Ceux-là qui ont remonté dans leurs souvenirs d'enfance sont nombreux et plusieurs ont rapporté des trésors de ces brumes lointaines. Certains vers de Sully-Prudhomme sont jolis et émouvants comme des enfants tristes exilés dans une cour de collège grossièrement tapageuse; tels vers de Jean Aicard sont alertes comme des petits qui s'amusent. Le Roman d'un enfant de Loti est d'une grâce mièvre, vieillote et fausse; peut-être l'auteur est-il sincère, mais l'homme est trop bêtement vaniteux pour retrouver l'enfant en sa naïveté simple et il attribue souvent au passé les idées du présent. Les pages où le peintre Jules Breton conte son enfance sont exquisement vraies. Pourtant,—si l'on oublie l'immortel Petit Chose et cette Vie d'enfant dont Batisto Bonnet a fait un merveilleux livre provençal et dont j'eus la gloire d'aider Alphonse Daudet à faire un livre français—les femmes ont mieux que les hommes murmuré, souriantes d'aujourd'hui et frémissantes d'autrefois, les tempêtes des petits cœurs et les primes floraisons pas tout à fait écloses des imaginations. Les Mémoires d'une enfant de Mme Michelet sont, malgré ce qu'il y a de trop viril et de trop brusque, de trop Michelet, dans la nervosité de la phrase, une œuvre charmante et sincère. Les Souvenirs d'une enfant pauvre de Rose Romain ont quelque chose d'étriqué; ils expriment une âme naturellement médiocre que la misère précoce et trop continue a encore enlaidie et rapetissée; ils font plaindre l'infortunée petite fille sans la faire aimer. Mais, si la grâce est absente, l'émotion abonde, assez forte et poignante pour émouvoir le lecteur qui se défend. Le livre de Max Lyan est très supérieur à ces œuvres intéressantes. Je lui reproche quelques longueurs dans la dernière partie, mais le début conte la plus fraîche et la plus délicieusement enfantine des idylles et les pages centrales, douloureuses et souriantes, mettent aux yeux des larmes d'attendrissement et d'admiration heureuse.
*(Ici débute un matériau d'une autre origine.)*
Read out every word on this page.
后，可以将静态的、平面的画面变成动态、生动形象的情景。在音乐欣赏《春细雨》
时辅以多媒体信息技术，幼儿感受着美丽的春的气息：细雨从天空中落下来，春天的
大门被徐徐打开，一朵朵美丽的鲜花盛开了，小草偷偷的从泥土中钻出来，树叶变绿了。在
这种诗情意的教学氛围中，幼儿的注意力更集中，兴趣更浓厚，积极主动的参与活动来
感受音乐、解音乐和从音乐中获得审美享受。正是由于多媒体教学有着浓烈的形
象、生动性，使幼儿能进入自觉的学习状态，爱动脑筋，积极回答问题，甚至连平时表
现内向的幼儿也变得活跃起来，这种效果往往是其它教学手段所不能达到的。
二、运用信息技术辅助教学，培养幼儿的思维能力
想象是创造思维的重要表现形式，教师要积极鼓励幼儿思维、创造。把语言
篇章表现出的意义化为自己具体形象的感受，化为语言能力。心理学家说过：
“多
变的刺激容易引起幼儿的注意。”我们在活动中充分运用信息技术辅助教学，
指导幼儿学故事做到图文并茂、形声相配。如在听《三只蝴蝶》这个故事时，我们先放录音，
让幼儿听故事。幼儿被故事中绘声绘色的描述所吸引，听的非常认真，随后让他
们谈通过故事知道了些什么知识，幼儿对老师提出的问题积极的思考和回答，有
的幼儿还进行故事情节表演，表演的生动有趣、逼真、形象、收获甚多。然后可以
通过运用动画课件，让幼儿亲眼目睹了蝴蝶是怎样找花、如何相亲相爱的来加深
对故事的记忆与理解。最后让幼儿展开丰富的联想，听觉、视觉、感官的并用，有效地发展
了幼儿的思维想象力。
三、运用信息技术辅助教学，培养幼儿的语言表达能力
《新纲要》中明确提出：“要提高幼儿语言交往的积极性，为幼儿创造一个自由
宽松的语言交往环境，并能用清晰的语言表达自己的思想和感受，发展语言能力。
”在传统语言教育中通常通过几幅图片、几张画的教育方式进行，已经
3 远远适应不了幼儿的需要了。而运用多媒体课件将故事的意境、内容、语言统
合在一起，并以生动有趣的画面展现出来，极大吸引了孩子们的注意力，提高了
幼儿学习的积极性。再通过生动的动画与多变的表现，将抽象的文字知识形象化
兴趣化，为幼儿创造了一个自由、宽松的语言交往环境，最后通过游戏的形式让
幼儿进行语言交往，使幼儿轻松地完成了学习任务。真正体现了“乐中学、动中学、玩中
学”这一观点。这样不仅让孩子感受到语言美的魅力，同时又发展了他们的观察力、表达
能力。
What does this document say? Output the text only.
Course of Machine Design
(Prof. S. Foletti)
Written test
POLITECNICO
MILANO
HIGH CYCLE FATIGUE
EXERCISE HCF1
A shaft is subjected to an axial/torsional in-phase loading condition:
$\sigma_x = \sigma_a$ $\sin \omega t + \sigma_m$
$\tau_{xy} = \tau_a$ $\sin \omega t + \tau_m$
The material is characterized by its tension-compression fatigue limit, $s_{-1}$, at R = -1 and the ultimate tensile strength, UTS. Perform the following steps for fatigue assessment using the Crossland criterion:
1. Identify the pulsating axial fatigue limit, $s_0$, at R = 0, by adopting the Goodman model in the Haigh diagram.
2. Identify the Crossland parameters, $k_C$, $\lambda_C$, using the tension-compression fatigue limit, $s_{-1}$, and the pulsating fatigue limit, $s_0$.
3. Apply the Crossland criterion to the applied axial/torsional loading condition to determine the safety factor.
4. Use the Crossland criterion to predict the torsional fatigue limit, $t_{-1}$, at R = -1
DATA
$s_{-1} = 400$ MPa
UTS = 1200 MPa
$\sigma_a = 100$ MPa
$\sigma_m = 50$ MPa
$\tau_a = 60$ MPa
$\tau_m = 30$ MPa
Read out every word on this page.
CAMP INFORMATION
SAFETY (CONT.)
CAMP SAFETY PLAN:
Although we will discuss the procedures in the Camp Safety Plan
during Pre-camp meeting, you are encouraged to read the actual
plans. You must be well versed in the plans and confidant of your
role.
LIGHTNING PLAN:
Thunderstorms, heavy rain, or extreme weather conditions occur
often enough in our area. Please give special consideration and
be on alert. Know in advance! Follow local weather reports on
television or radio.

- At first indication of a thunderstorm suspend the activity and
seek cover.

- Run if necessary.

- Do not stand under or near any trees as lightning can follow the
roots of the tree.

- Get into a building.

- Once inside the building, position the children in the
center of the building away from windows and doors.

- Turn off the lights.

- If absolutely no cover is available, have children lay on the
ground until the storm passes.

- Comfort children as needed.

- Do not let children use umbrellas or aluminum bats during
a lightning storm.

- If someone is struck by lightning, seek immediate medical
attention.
D'après ces deux livres, j'essaie de rêver ceux qui suivront. Certains détails me font espérer que l'auteur nous dévoilera un jour, d'une main qui tremble un peu, les hésitations, les balbutiements, les erreurs, les élans brusques et brusquement arrêtés de l'amour en un cœur virginal. Elle nous dira aussi plus complètement la vraie femme de trente ans, apparue en une fuite dans la Fée des Chimères, celle qui ne sait plus sourire et qui dit, les regards brûlants: «Marchons... foulons l'avenir... Je veux vivre!... je veux aimer!»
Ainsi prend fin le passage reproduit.